Der kleine Purps fand es für angemessen, sich noch etwas zu sträuben. »Ein delikater Auftrag«, murmelte er.

»Delikat hin, delikat her! Du gehst und damit ist es abgemacht.«

»Na, wie du willst, ich meinte nur bloß …«

»Du hast nichts zu meinen, das merke dir ein für allemal.«

»Gut, gut«, und unser Bekannter rieb sich wieder stillvergnügt die Hände.

Am anderen Tag trabte der Vater Thereses mit einer Eile, als ob er eine Staatsdepesche von größter Wichtigkeit zu befördern hätte, die Müllerstraße hinunter. Sein gutmütiges Gesicht war in ein höchst befriedigendes Lächeln gehüllt, aus welchem eine versteckte Pfiffigkeit hervorblickte. In der Steinstraße Nr. 16 angekommen, stand er einen Augenblick still, um Atem zu schöpfen. Dann betrat er den Hof und kletterte sehr behände die ihm wohlbekannten drei steilen Treppen hinauf.

»Hurrah!«, rief er, in das Zimmer Heidenreichs stürzend und seine Mütze schwenkend. »Hurrah, die Schlacht ist gewonnen!«

»Der Friede jedoch noch nicht abgeschlossen«, erwiderte dieser lachend, »inzwischen präsentiere ich Ihnen aber als Grundsage für denselben hier meine Anstellung als Gerichsaktuar.«

Purps machte einen Sprung, der als ein Salto mortale gelten konnte. »So steht also Eurer Verbindung, meine Kinder, nichts mehr im Wege!«

»Wie, also auch die Gnädige aus dem Ministerium, die Tochter des Geheimen Kanzleirats Piepenmeier hätte sich bekehrt?«

»Piepenmeier hin, Piepenmeier her«, tönte unser Bekannter lachend, »der Vetter aus Amerika ist endlich angelangt.«

»Mein Pate?«

»Ja, ja, und er besteht darauf, dass er Sie zum Erben einsetzen will.«

»Nun, und das hat wieder zur Folge gehabt?«, fragte Heidenreich lachend.

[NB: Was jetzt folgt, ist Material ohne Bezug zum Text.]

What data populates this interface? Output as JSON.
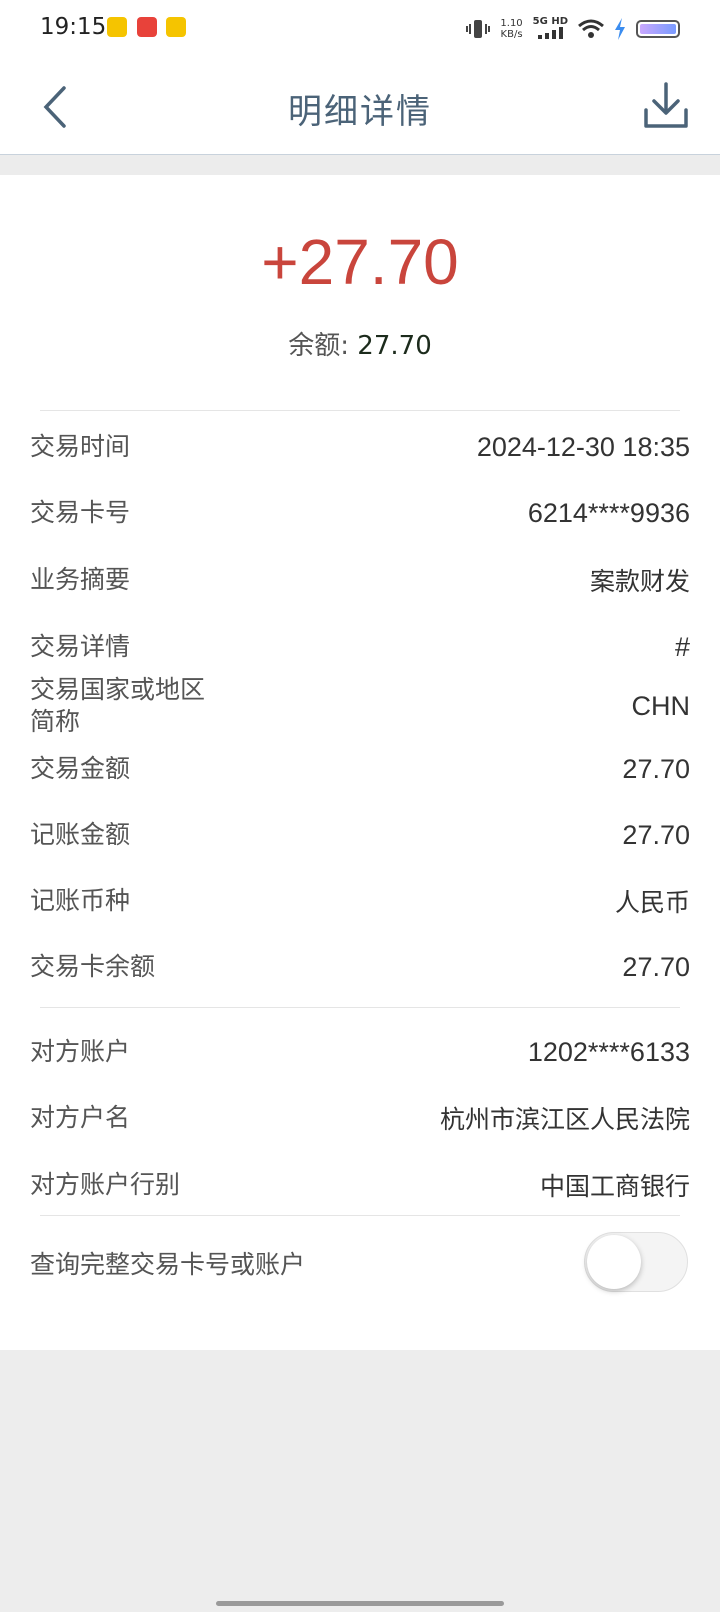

»Dass mein Feldwebel plötzlich anderen Sinnes geworden ist«, ergänzte Purps, ebenfalls in ein Gelächter ausbrechend. »Er schickt mich jetzt hierher und lässt Frieden und Versöhnung anbieten.«

»Beides sei bewilligt«, antwortete der junge Mann humoristisch.

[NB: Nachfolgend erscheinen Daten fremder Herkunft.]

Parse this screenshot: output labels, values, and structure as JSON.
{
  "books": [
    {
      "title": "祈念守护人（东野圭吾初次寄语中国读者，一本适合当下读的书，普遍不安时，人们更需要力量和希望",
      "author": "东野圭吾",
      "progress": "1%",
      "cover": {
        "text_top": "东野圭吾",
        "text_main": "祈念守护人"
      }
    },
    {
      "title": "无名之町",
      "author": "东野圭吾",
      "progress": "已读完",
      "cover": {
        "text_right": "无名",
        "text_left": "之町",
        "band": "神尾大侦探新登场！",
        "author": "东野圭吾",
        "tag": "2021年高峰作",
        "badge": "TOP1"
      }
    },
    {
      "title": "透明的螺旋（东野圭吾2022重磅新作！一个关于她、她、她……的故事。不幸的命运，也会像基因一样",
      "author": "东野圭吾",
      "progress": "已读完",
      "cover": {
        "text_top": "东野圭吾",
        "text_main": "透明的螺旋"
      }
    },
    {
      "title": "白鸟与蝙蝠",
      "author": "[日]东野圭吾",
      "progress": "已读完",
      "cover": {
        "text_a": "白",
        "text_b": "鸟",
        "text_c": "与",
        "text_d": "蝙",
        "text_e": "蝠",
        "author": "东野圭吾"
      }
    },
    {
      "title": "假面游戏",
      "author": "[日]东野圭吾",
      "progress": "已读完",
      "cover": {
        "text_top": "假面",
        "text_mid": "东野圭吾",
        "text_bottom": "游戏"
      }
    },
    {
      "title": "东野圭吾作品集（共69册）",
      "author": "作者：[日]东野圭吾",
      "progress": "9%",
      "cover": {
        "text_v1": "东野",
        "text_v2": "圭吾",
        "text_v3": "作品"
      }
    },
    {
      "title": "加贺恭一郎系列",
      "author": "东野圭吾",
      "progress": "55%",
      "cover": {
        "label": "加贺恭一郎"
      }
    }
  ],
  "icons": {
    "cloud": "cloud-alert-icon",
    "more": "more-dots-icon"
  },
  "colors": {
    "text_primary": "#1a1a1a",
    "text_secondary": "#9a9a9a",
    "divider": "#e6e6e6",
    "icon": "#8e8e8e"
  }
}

»Der Vetter besteht darauf, dass die Verlobung schon am nächsten Sonntag gefeiert werden soll.«

»Werde mich pünktlich einfinden«, prustete lachend der neue Aktuar hervor.

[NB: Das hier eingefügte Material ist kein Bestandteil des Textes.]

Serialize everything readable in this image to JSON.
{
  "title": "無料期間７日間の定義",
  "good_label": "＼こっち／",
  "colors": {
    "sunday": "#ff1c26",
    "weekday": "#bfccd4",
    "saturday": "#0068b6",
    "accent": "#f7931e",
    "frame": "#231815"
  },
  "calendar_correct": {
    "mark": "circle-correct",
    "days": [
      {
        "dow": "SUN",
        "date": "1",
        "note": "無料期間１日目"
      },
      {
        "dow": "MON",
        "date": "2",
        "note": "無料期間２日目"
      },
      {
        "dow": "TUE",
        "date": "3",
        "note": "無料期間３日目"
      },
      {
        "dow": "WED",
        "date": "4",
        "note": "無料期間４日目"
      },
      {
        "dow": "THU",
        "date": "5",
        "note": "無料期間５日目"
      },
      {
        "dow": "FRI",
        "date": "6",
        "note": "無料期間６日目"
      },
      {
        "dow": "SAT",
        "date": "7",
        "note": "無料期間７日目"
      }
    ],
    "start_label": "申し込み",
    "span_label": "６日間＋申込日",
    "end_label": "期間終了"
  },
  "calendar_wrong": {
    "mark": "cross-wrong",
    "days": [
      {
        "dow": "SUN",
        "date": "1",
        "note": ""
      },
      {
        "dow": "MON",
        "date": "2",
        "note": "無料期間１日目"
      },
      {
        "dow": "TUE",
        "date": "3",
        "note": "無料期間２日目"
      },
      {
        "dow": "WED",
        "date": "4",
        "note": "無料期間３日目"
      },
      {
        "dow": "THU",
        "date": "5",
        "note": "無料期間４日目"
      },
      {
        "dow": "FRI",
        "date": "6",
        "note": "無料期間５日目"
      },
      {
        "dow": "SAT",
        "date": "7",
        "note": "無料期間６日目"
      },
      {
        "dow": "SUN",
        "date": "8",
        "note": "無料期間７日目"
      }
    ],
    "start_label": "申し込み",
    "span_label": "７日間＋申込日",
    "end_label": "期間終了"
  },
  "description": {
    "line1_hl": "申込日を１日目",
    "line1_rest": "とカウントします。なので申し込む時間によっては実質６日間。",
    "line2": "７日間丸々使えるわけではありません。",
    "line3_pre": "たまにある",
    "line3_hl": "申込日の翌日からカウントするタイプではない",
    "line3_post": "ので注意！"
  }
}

»Diesmal habe ich mir den Rücken gedeckt«, bemerkte der kleine Mann, sich sehr vergnügt die Hände reibend. »Vetter Larsen übernimmt alle Verantwortlichkeit.«

»Er erschien noch gerade zur rechten Zeit, nicht wahr, Papa?«

»Ei ja, die Sachen standen schlimm genug.«

Purps trabte, nachdem er sich in dieser Weise seines Auftrages entledigt hatte, wieder zur Müllerstraße zurück und stattete Bericht ab.

»Ich füge mich der Notwendigkeit«, sagte die böse Frau mit einem neidischen Gesicht, »die halbe Million gebührt uns eigentlich und ein alter schäbiger Filz bleibt der Vetter doch immer, denn bis jetzt hat er mir nicht einmal ein Geschenk angeboten.«

»Das kommt gewiss noch nach«, antwortete Purps mit einem boshaften Blick, »ganz leer wirst du auf keinen Fall ausgehen. Wer weiß, was dir noch für eine Überraschung vorbehalten ist.«

Die Anstalten waren so getroffen, dass mit der Verlobung gleichzeitig das dreimalige Aufgebot in der Kirche erfolgen sollte.